In vivo, CD63 smasher mouse showed a mild phenotype where there was altered H2O balance by the kidney and GI piece of land, while the lamellar inclusions were abnormally accumulated in the rule cells of the roll uping canal ( Schroder et al. 2009 ) . However, a strong phenotype displayed in the CD63 cistron smasher zebrafish which the embryos treated with morpholinos aiming CD63 were failed to hatch ( TrikiA‡ et al. 2011 ) . This damage might due to the deficient of secreted proteolytic enzymes in the hatching secretory organ which are required for chorion-softening ( TrikiA‡ et al. 2011 ) . In add-on, there was cellular morphology disorganization of the hatching secretory organs in thisin vivotheoretical account at the cellular and intracellular degrees ( TrikiA‡ et al. 2011 ) .

  1. CD63 in the Fca¶“RI-mediated mast cell degranulation

The association of tetraspanin CD63 with the high affinity IgE receptor, Fc epsilon receptor I ( Fca¶“RI ) on the mast cell or basophil has been proven in a figure of surveies ( Kitani et al. 1991 ; Smith et Al. 1995 ) . To analyze the signalling via this receptor, the rat basophilic leukemia cell line ( RBL-2H3 ) is extensively used asin vitrotheoretical account because of the similar features portion with the mast cells. A survey by Kitani et Al. ( 1991 ) has demonstrated that anti-rat CD63 mAb efficaciously suppress IgE-mediated degranulation, nevertheless, in the other survey, hCD63 antibodies are able to trip secernment in the CD63 transfected RBL-2H3 cells ( Smith et al. 1995 ) .

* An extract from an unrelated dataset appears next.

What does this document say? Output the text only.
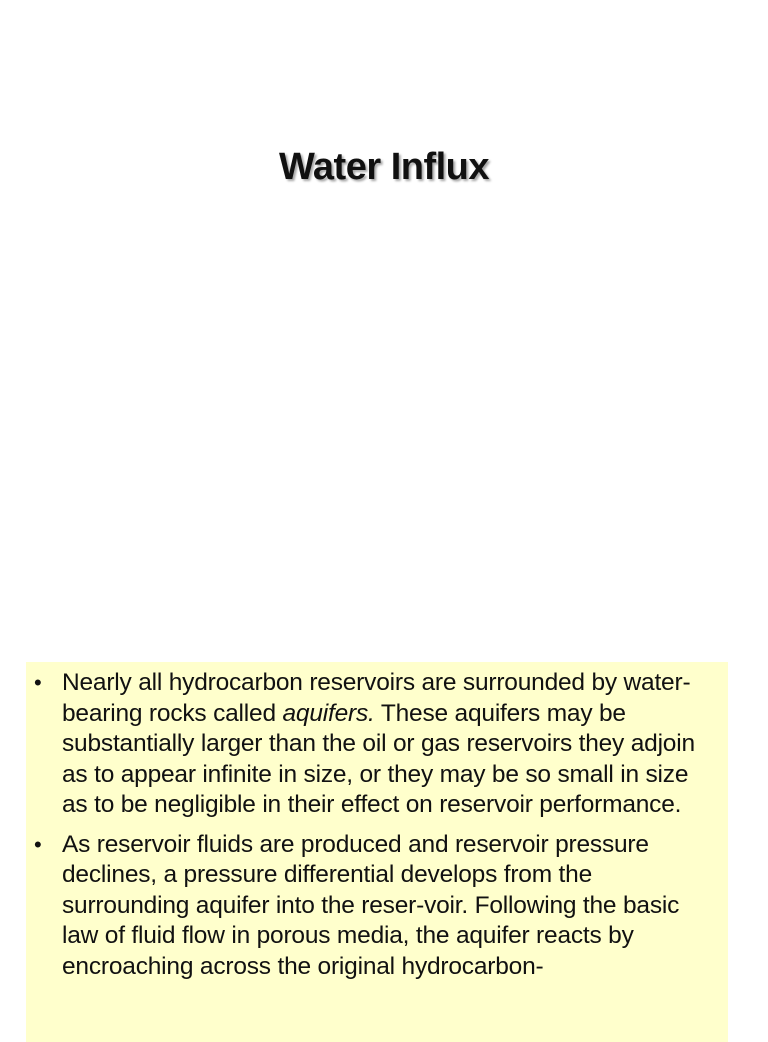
Water Influx
• Nearly all hydrocarbon reservoirs are surrounded by water-bearing rocks called aquifers. These aquifers may be substantially larger than the oil or gas reservoirs they adjoin as to appear infinite in size, or they may be so small in size as to be negligible in their effect on reservoir performance.
• As reservoir fluids are produced and reservoir pressure declines, a pressure differential develops from the surrounding aquifer into the reser-voir. Following the basic law of fluid flow in porous media, the aquifer reacts by encroaching across the original hydrocarbon-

Antibodies against the tetraspanins including CD63 are capable in modulating the degranulation because the tetraspanins are thought to be interacting so modulating the signalling bunch which involve in cell adhesion and cell spread mechanism that enhance the IgE-mediated secernment in the RBL-2H3 cell line ( Higginbottom et al. 2000 ) . Subsequently, this was confirmed by a survey in 2005 which mAb directed against CD63 inhibits mast cell adhesion to fibronectin and vitronectin and suppress the Fc?RI-mediated degranulation ( Kraft et al. 2005 ) . Additionally, the suppression of the degranulation merely happened in the cells that adhere to the ECM proteins ( Kraft et al. 2005 ) . To back up this, Gab2-PI3K-PKC? signaling tract that is known to be critical for degranulation every bit good as adhesion besides found to be suppressed by anti-CD63 ( Kraft et al. 2005 ) .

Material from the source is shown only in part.